# Baited Bee.



## tomhooper (Apr 4, 2010)

Well my new mix worked out pretty well.  Bees don't want to leave the blooms even with me getting in close.

Canon XSi, Canon 100mm f/2.8 Macro, Canon MT-24EX Macro Twin Lites, Mono-pod, EXIF embedded.





This one a little closer crop.


----------



## Hooker771 (Apr 4, 2010)

I told my wife about your mix and my thoughts on doing the same and I thought she was going to kill me!  Great shots.


----------



## PerfectlyFlawed (Apr 6, 2010)

How close did you have to actually get to achieve this shot? lol too close for comfort?


----------



## LaFoto (Apr 6, 2010)

Envy: you got a dedicated macro lens! How I wish...

Wonderful results. And I guess, with the 100mm you did not need to creep up to the bee feeding (which means it certainly was all uninterested in you, so no danger involved in this kind of photography) too closely, or did you?


----------



## tomhooper (Apr 6, 2010)

End of the lens was probable 8-10 inches from the subject.  If you move slowly they don't seem to mind you too much.  Never been stung by a bee.  I have been nailed by a wasp or two.  The do ok until the flash goes off then they seem to get irritable.  That's usually when they attack.  But my mother always said I didn't have good sense.


----------



## John16 (Apr 6, 2010)

Your lack of good sense makes for some great images though!


----------



## NateS (Apr 6, 2010)

Nice shots...I'll have to remember to try the bait solution you used.  About how much honey and sugar to water ratio did you use?  I'd think too much and it might not spray too well.


----------



## stone_family3 (Apr 6, 2010)

I love the pollen on his little fuzzy head. The bees have just started around here.


----------



## tomhooper (Apr 6, 2010)

I use about a teaspoon each of sugar and honey in  4 ounces of water.  I have a small spray mister that holds about an ounce and I keep the unused portion in the refrigerator.  This mix sprays well.  I tried to get cute and put some orange extract in it one time and it actually seemed to repel the bees.

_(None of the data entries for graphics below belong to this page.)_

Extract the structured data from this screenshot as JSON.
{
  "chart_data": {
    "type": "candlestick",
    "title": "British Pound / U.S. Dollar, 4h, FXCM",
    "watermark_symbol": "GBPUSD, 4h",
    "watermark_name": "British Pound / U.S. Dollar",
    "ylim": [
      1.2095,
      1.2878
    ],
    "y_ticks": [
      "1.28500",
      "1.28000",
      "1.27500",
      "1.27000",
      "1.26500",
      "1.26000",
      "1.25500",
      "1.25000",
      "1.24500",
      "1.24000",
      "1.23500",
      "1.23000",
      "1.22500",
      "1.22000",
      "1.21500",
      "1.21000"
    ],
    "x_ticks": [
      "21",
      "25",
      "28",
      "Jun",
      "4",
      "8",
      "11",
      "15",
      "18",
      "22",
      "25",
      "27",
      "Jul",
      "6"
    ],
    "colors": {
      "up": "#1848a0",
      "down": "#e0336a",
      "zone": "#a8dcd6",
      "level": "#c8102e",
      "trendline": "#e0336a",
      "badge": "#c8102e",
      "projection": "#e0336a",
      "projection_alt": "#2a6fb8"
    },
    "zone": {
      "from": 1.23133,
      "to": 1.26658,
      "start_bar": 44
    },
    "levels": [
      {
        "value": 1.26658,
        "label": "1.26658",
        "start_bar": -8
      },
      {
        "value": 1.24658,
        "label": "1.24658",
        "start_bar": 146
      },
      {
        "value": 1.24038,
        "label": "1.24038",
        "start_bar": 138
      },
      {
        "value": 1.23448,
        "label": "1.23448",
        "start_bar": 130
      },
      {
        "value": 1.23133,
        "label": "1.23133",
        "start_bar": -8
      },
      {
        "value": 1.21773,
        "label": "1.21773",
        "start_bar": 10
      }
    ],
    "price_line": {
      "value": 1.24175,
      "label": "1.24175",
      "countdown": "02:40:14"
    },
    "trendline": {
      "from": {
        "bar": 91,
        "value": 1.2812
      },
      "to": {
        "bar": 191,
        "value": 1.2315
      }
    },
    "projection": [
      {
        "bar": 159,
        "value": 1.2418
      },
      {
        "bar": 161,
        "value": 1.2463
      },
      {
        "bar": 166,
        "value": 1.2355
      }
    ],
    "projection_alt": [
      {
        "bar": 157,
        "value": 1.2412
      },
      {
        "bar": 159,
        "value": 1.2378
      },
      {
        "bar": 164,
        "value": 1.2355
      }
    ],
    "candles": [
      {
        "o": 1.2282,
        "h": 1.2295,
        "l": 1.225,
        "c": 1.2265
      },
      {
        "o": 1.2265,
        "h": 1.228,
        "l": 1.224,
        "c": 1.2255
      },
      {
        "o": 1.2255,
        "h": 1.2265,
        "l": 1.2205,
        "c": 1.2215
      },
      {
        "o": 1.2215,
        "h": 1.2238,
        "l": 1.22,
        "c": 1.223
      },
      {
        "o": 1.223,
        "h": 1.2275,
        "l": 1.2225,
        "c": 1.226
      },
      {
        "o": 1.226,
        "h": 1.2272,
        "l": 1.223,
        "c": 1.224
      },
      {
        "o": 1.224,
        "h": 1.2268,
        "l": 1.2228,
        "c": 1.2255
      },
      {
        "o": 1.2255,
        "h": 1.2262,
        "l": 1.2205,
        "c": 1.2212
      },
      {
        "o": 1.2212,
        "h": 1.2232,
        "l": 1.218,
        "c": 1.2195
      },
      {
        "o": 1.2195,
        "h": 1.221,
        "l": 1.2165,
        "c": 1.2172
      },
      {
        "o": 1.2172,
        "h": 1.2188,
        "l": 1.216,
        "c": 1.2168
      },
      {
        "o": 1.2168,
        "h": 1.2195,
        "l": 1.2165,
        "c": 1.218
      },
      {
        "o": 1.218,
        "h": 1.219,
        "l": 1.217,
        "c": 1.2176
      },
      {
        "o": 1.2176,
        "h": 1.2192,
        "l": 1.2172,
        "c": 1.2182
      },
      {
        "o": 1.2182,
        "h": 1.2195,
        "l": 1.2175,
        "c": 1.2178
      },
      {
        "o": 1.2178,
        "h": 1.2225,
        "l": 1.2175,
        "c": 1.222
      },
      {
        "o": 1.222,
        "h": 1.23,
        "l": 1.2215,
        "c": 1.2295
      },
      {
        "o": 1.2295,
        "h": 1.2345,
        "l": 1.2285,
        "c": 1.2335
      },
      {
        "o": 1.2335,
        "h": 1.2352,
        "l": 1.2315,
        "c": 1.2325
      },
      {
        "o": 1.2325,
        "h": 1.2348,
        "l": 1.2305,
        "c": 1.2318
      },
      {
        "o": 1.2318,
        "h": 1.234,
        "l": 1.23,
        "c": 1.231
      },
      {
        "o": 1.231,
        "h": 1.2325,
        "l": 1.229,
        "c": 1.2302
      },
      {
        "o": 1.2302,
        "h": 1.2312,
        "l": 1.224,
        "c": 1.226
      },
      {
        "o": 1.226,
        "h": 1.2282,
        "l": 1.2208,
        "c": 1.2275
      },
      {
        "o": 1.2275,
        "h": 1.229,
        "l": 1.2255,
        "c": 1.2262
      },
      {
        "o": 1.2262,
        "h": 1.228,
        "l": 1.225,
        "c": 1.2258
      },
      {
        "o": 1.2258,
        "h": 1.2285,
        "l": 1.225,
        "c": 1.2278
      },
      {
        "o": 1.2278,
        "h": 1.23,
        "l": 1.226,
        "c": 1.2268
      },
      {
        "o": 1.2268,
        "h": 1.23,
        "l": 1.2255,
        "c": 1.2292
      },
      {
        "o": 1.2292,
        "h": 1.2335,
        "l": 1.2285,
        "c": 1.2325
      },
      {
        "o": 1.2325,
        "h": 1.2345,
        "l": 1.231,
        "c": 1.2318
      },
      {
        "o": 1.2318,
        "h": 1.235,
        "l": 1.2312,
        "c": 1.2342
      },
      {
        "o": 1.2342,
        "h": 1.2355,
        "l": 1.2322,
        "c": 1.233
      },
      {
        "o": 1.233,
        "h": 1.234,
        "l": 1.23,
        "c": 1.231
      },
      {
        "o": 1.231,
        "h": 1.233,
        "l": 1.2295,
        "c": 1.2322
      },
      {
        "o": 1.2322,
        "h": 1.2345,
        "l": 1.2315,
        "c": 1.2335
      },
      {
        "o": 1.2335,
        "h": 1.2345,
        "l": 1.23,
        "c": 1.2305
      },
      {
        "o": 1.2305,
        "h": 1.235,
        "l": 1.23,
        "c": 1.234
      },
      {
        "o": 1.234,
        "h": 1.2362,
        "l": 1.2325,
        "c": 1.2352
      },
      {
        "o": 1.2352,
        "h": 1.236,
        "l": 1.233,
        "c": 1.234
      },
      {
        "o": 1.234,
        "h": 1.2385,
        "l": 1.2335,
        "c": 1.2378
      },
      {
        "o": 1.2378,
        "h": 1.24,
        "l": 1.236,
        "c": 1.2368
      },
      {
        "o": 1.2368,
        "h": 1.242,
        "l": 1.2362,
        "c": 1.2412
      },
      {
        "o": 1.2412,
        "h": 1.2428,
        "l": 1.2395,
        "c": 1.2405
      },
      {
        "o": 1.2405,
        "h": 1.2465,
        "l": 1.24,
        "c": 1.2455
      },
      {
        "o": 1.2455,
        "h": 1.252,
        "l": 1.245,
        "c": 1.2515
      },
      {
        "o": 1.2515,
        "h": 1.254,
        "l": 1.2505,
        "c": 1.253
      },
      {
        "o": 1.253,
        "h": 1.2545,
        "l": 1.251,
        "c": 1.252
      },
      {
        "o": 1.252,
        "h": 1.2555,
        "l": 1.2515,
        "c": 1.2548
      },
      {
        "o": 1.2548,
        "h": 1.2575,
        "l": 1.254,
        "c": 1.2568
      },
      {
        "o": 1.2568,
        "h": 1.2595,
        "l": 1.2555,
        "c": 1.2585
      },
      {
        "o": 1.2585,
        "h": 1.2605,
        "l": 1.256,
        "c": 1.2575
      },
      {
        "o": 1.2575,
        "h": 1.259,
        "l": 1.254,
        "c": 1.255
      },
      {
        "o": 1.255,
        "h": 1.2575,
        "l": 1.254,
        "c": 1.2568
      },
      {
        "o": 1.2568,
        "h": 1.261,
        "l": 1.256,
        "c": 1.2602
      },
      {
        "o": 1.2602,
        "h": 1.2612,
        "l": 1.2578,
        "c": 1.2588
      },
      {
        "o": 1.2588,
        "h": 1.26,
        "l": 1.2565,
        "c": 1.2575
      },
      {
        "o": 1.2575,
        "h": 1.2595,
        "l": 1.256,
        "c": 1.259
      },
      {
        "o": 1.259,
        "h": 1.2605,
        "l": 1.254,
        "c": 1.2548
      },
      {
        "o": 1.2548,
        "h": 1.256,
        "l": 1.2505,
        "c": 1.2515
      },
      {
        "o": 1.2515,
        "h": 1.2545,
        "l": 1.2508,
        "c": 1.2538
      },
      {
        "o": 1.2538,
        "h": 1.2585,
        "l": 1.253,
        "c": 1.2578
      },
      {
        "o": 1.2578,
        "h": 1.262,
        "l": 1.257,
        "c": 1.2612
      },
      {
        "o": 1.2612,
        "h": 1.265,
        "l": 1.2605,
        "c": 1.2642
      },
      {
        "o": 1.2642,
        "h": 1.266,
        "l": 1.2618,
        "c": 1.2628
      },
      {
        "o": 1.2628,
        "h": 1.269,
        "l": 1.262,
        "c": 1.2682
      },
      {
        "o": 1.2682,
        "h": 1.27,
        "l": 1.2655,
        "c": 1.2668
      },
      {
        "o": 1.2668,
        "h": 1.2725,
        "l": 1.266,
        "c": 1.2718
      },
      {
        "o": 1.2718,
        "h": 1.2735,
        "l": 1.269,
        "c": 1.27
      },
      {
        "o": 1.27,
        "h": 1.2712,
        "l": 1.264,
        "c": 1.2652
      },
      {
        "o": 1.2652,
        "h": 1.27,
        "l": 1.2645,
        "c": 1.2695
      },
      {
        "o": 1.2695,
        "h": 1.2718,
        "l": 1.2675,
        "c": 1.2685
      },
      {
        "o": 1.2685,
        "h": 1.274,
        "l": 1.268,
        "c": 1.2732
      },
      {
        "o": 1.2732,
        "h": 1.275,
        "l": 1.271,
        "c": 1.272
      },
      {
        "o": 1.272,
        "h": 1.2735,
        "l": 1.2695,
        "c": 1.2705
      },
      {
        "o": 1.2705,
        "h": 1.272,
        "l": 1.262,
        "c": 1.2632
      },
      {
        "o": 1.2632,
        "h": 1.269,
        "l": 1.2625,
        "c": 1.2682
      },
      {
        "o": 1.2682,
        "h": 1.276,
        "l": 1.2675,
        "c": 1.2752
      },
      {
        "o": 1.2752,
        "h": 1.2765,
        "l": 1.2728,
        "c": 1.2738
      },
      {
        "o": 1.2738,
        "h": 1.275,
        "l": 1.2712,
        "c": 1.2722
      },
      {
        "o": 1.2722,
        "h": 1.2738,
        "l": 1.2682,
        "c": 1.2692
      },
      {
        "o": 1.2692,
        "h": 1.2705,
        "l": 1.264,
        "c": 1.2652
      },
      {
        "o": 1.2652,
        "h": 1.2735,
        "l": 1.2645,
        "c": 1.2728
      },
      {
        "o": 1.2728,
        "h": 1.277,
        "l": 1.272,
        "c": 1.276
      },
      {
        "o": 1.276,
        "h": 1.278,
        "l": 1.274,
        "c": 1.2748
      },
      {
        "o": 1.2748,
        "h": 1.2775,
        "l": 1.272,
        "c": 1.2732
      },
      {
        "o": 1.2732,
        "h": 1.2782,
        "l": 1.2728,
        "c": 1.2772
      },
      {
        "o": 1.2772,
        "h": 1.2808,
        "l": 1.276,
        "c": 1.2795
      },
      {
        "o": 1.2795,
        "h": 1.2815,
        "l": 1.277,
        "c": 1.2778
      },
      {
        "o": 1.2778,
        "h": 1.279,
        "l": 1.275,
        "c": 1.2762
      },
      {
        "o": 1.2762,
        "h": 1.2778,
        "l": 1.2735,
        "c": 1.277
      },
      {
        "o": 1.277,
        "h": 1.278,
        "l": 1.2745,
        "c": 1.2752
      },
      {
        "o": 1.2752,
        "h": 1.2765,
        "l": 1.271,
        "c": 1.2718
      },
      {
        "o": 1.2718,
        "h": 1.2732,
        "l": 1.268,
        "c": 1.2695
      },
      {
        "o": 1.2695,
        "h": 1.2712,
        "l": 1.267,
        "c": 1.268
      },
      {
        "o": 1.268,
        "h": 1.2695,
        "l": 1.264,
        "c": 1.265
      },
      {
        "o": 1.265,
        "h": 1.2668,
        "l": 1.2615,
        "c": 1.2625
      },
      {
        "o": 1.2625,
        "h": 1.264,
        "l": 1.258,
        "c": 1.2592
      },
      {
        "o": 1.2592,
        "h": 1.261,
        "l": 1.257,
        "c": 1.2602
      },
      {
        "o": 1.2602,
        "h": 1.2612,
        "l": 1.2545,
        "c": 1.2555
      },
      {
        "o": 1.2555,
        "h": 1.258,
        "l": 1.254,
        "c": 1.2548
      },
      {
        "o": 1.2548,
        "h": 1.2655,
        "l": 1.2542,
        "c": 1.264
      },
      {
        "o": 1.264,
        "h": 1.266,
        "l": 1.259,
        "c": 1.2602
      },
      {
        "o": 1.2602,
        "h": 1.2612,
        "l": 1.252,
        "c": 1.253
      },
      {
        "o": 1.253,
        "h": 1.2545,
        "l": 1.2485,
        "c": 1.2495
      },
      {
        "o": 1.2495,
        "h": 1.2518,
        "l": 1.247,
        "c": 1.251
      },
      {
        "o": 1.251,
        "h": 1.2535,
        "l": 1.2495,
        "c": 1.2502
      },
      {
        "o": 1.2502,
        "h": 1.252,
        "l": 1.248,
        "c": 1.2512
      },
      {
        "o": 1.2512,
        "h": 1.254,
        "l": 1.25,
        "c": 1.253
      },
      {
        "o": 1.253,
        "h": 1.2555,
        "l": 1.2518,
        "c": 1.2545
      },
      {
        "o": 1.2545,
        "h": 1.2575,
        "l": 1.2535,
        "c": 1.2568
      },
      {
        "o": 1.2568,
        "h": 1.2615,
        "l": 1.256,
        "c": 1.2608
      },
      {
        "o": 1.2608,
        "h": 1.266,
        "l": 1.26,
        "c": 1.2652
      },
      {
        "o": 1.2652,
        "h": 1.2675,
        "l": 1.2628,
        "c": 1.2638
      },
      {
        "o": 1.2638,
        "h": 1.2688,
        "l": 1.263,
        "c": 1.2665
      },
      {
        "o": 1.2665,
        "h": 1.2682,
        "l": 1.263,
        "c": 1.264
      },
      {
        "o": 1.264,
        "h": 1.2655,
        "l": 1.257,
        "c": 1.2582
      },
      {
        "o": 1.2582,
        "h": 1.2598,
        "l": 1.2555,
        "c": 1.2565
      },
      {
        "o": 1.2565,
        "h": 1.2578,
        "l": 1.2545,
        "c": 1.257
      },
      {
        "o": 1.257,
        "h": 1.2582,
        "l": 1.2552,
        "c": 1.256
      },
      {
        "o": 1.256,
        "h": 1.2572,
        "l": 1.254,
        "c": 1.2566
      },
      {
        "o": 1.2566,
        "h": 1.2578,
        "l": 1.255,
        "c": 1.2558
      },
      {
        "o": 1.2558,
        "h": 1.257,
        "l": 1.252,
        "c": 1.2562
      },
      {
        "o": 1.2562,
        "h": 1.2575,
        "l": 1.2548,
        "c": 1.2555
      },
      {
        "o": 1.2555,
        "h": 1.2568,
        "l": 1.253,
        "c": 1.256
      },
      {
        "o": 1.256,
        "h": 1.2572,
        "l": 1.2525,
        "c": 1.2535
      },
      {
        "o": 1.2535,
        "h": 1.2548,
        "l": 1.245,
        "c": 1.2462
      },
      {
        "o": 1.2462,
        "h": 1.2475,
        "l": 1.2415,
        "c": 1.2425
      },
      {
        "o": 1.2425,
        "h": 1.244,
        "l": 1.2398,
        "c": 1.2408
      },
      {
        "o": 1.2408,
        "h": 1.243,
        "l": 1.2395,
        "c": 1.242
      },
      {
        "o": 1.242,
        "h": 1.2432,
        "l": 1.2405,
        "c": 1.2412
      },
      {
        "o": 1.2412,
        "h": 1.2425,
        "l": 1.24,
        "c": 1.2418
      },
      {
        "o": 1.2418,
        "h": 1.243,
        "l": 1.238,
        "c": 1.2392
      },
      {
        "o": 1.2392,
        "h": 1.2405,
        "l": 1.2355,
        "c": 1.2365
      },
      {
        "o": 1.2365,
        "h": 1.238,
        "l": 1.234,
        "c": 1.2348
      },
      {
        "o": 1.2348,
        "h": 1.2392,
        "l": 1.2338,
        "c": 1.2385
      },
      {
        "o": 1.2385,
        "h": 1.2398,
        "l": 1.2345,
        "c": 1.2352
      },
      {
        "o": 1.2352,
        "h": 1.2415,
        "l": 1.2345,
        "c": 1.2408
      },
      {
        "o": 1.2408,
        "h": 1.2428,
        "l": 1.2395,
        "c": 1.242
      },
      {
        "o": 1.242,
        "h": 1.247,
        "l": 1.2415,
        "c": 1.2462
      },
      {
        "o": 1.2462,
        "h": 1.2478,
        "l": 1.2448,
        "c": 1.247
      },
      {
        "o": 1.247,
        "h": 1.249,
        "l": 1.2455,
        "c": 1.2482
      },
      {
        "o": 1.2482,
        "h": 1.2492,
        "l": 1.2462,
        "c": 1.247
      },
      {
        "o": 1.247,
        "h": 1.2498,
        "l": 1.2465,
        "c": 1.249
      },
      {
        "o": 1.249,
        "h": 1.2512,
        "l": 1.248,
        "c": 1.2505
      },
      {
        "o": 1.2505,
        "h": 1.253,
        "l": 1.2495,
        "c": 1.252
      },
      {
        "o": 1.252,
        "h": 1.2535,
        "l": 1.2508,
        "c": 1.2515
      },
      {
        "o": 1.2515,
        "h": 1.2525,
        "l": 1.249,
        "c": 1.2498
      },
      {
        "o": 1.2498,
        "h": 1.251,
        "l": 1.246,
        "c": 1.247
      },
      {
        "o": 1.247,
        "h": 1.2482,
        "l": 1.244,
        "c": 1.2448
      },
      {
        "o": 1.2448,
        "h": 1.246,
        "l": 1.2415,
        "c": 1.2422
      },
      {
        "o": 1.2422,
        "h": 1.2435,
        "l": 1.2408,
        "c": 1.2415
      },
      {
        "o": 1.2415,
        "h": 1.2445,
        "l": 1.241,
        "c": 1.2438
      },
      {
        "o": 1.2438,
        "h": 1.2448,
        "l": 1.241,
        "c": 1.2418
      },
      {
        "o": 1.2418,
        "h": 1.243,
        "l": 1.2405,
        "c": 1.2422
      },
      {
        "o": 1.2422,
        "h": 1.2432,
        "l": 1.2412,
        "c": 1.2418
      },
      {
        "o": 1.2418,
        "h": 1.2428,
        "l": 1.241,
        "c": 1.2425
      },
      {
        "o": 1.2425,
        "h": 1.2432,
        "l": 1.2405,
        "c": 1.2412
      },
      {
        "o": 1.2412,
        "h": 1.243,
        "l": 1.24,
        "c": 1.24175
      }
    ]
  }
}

I found a shot of a wasp that did pop me right after I made his portrait.  That's thanks for you.




​


----------



## JeffieLove (Apr 6, 2010)

ogmosh... i would love to shoot bees and stuff but after reading this thread, I think I will stay away from any insect that can fly around and sting me  lol


----------



## pbelarge (Apr 6, 2010)

Tom
The shot of the wasp is awesome. I am so glad you are willing to get stung for us.
I am allergic to bee stings, only in the last 20 years...


----------